If you saw the movie "Bowling for Columbine," you might have felt as uncomfortable as I did by the way Michael Moore treated Charlton Heston. OK, OK, I buy Moore's underlying point...but Heston seemed so old and infirm that Moore's technique seemed unfair.
That aside, you might also have been as-intrigued-as-I-was by Moore's premise that USA media treatment of violent crime has been racially polarizing. And when Moore takes the viewer through-the-tunnel from Detroit to Windsor, Ontario, we see a very different black/white vibe.
THAT is just one of the ways being in Toronto feels "foreign." You think "Canada," and you think "Doug & Bob McKenzie," right? White guys guzzling Labatt's at a hockey game? Thnk again. This is a VERY diverse city. Walk down the street, and there seem to be as many asians as blacks as whites. There are Indian/Pakistani-accented voices on major stations here.
The vibe here is THE OPPOSITE OF insular snipes posted on this site which sought to make Dave Barber feel so unwelcome as a new Rhode Islander. At the airport here, advertising for Cuba tourism (!) uses the slogan "Friendly and diverse."

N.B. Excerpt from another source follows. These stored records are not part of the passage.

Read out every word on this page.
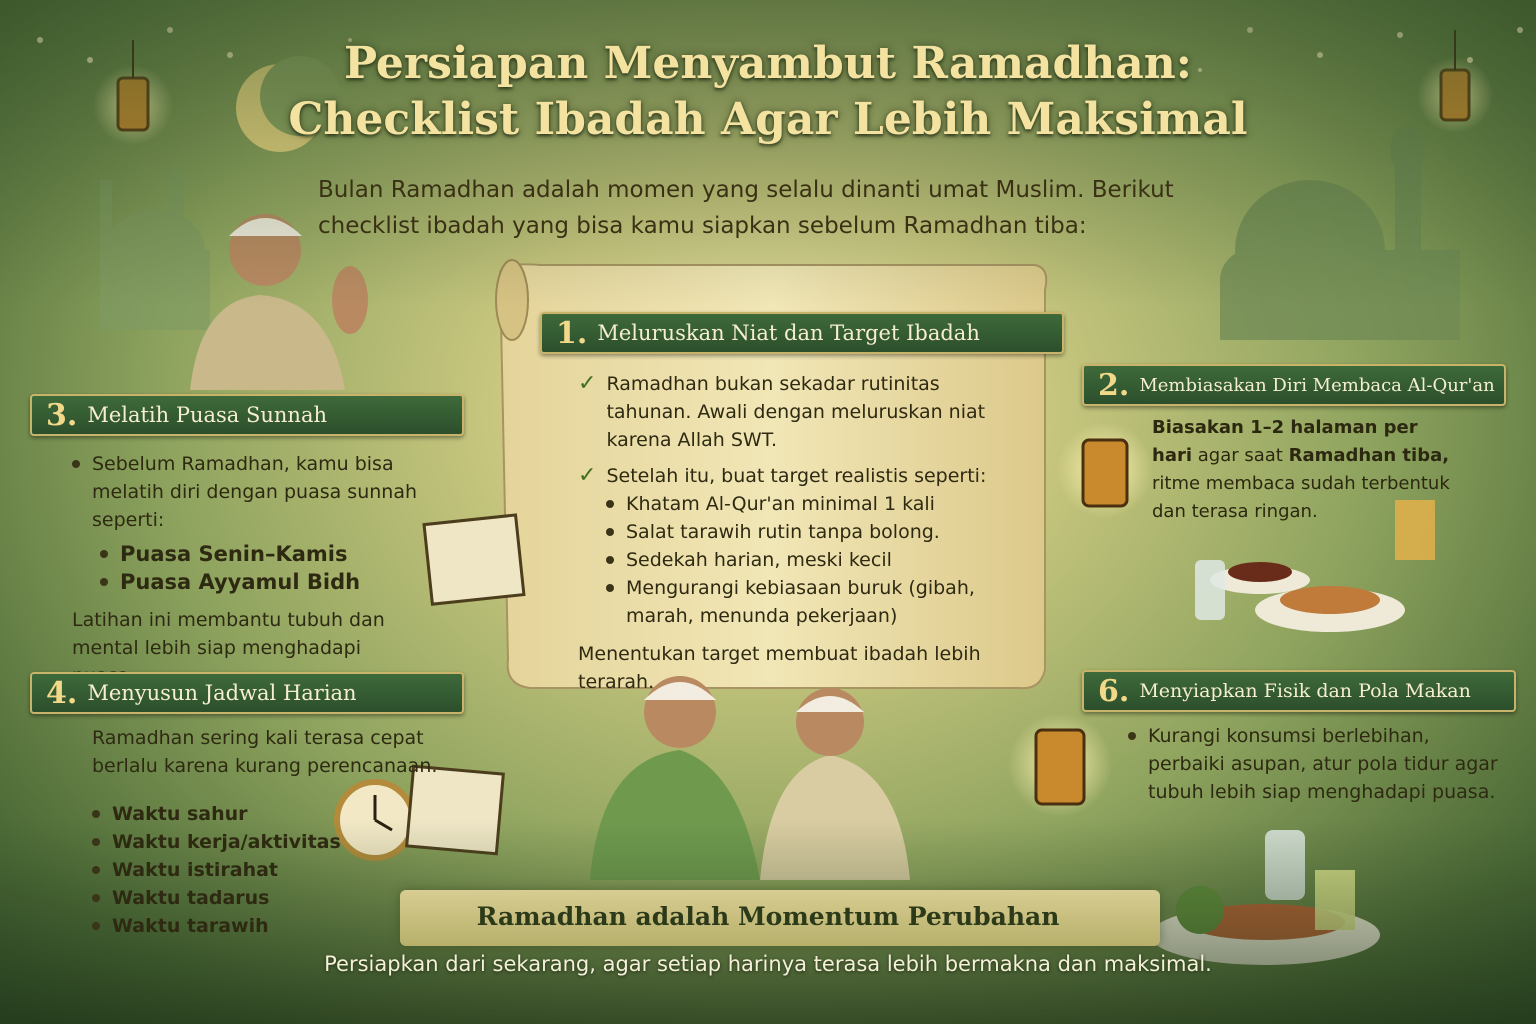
Persiapan Menyambut Ramadhan:
Checklist Ibadah Agar Lebih Maksimal
Bulan Ramadhan adalah momen yang selalu dinanti umat Muslim. Berikut checklist ibadah yang bisa kamu siapkan sebelum Ramadhan tiba:
1. Meluruskan Niat dan Target Ibadah
✓ Ramadhan bukan sekadar rutinitas tahunan. Awali dengan meluruskan niat karena Allah SWT.
✓ Setelah itu, buat target realistis seperti:
Khatam Al-Qur'an minimal 1 kali
Salat tarawih rutin tanpa bolong.
Sedekah harian, meski kecil
Mengurangi kebiasaan buruk (gibah, marah, menunda pekerjaan)
Menentukan target membuat ibadah lebih terarah.
2. Membiasakan Diri Membaca Al-Qur'an
Biasakan 1–2 halaman per hari agar saat Ramadhan tiba, ritme membaca sudah terbentuk dan terasa ringan.
3. Melatih Puasa Sunnah
Sebelum Ramadhan, kamu bisa melatih diri dengan puasa sunnah seperti:
Puasa Senin–Kamis
Puasa Ayyamul Bidh
Latihan ini membantu tubuh dan mental lebih siap menghadapi
4. Menyusun Jadwal Harian
Ramadhan sering kali terasa cepat berlalu karena kurang perencanaan.
Waktu sahur
Waktu kerja/aktivitas
Waktu istirahat
Waktu tadarus
Waktu tarawih
6. Menyiapkan Fisik dan Pola Makan
Kurangi konsumsi berlebihan, perbaiki asupan, atur pola tidur agar tubuh lebih siap menghadapi puasa.
Ramadhan adalah Momentum Perubahan
Persiapkan dari sekarang, agar setiap harinya terasa lebih bermakna dan maksimal.
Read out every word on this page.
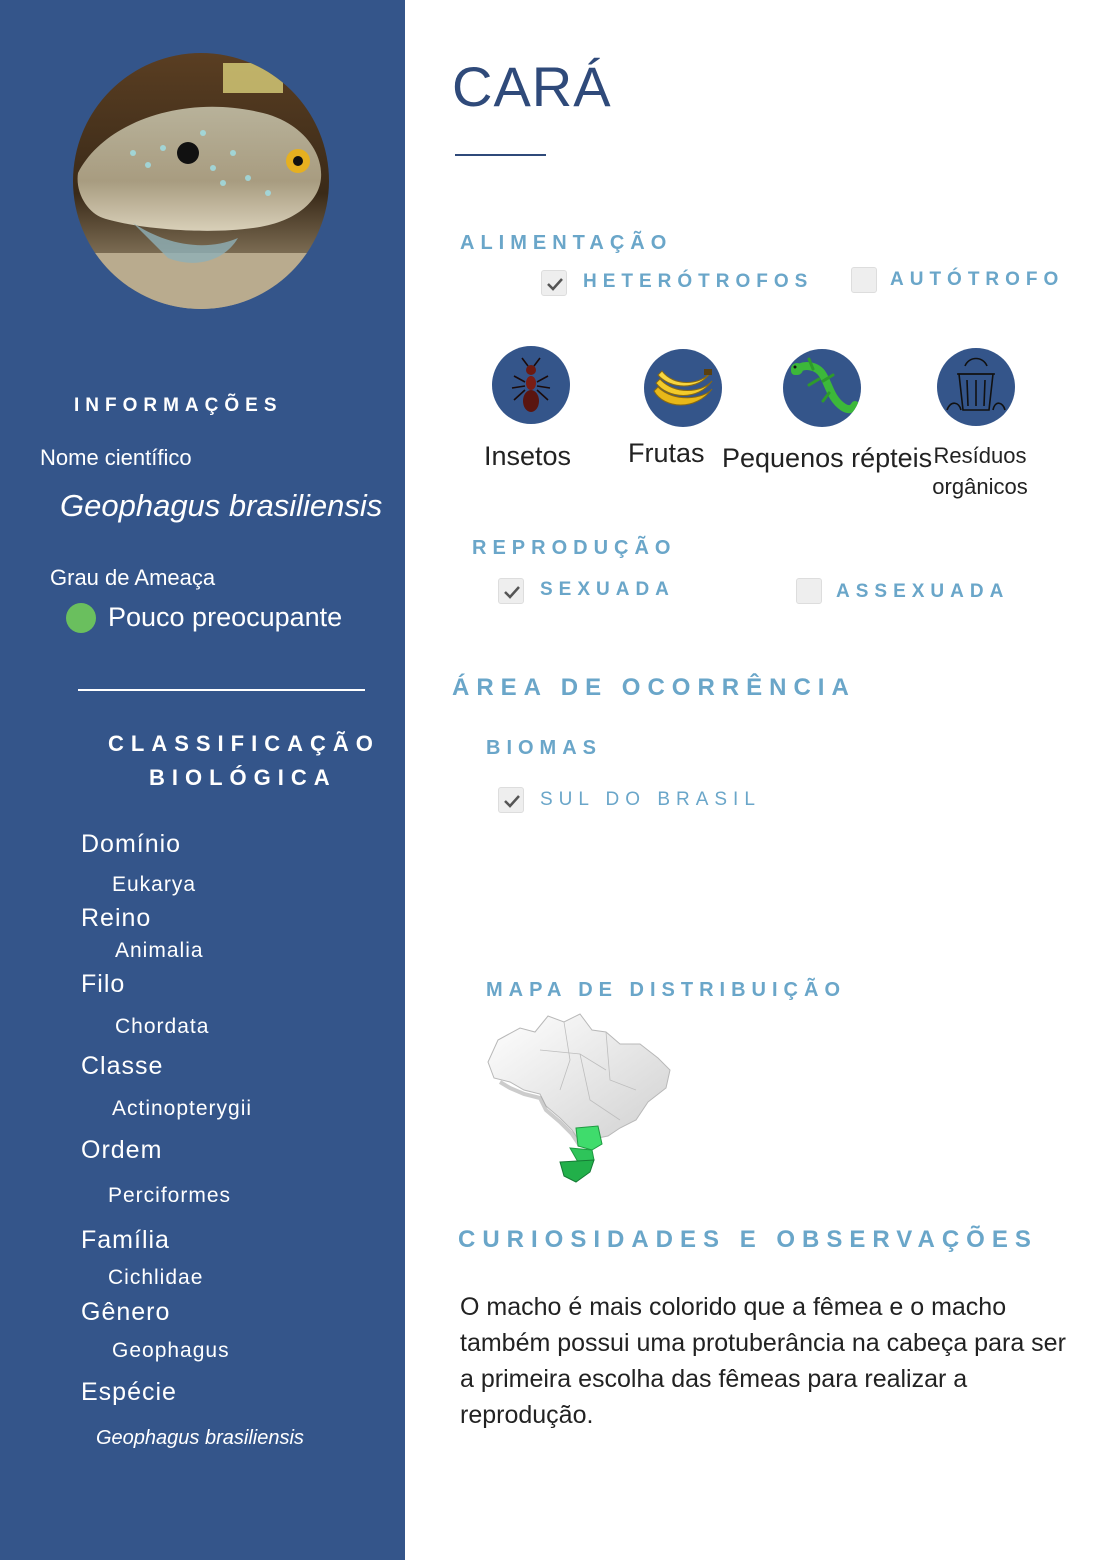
INFORMAÇÕES
Nome científico
Geophagus brasiliensis
Grau de Ameaça
Pouco preocupante
CLASSIFICAÇÃO
BIOLÓGICA
Domínio
Eukarya
Reino
Animalia
Filo
Chordata
Classe
Actinopterygii
Ordem
Perciformes
Família
Cichlidae
Gênero
Geophagus
Espécie
Geophagus brasiliensis
CARÁ
ALIMENTAÇÃO
HETERÓTROFOS	AUTÓTROFO
Insetos Frutas Pequenos répteis Resíduos
orgânicos
REPRODUÇÃO
SEXUADA	ASSEXUADA
ÁREA DE OCORRÊNCIA
BIOMAS
SUL DO BRASIL
MAPA DE DISTRIBUIÇÃO
CURIOSIDADES E OBSERVAÇÕES
O macho é mais colorido que a fêmea e o macho também possui uma protuberância na cabeça para ser a primeira escolha das fêmeas para realizar a reprodução.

And there's a sophistication here that you don't feel in New York, let alone Nort' Providence. A hipness.
Want to hear some GREAT -- and very-different-sounding -- radio?
Stream-into Bill Carroll's morning show on 1010CFRB (
www.cfrb.com).
ALL LOCAL VOICES, ALL LOCAL PROGRAMMING.
"Local, local, local," eh?
I was here in August, doing a project for that particular station, and found myself saying-something-most-consultant-haters-on-this-board wouldn't-ever-expect-to-hear-from-a-consultant: "DON'T CHANGE A THING!"
Actuallly, I did make one fundamental imaging recommendation. I suggested re-doing all the station's promos, to adopt the slogan "Turn to Ten-Ten."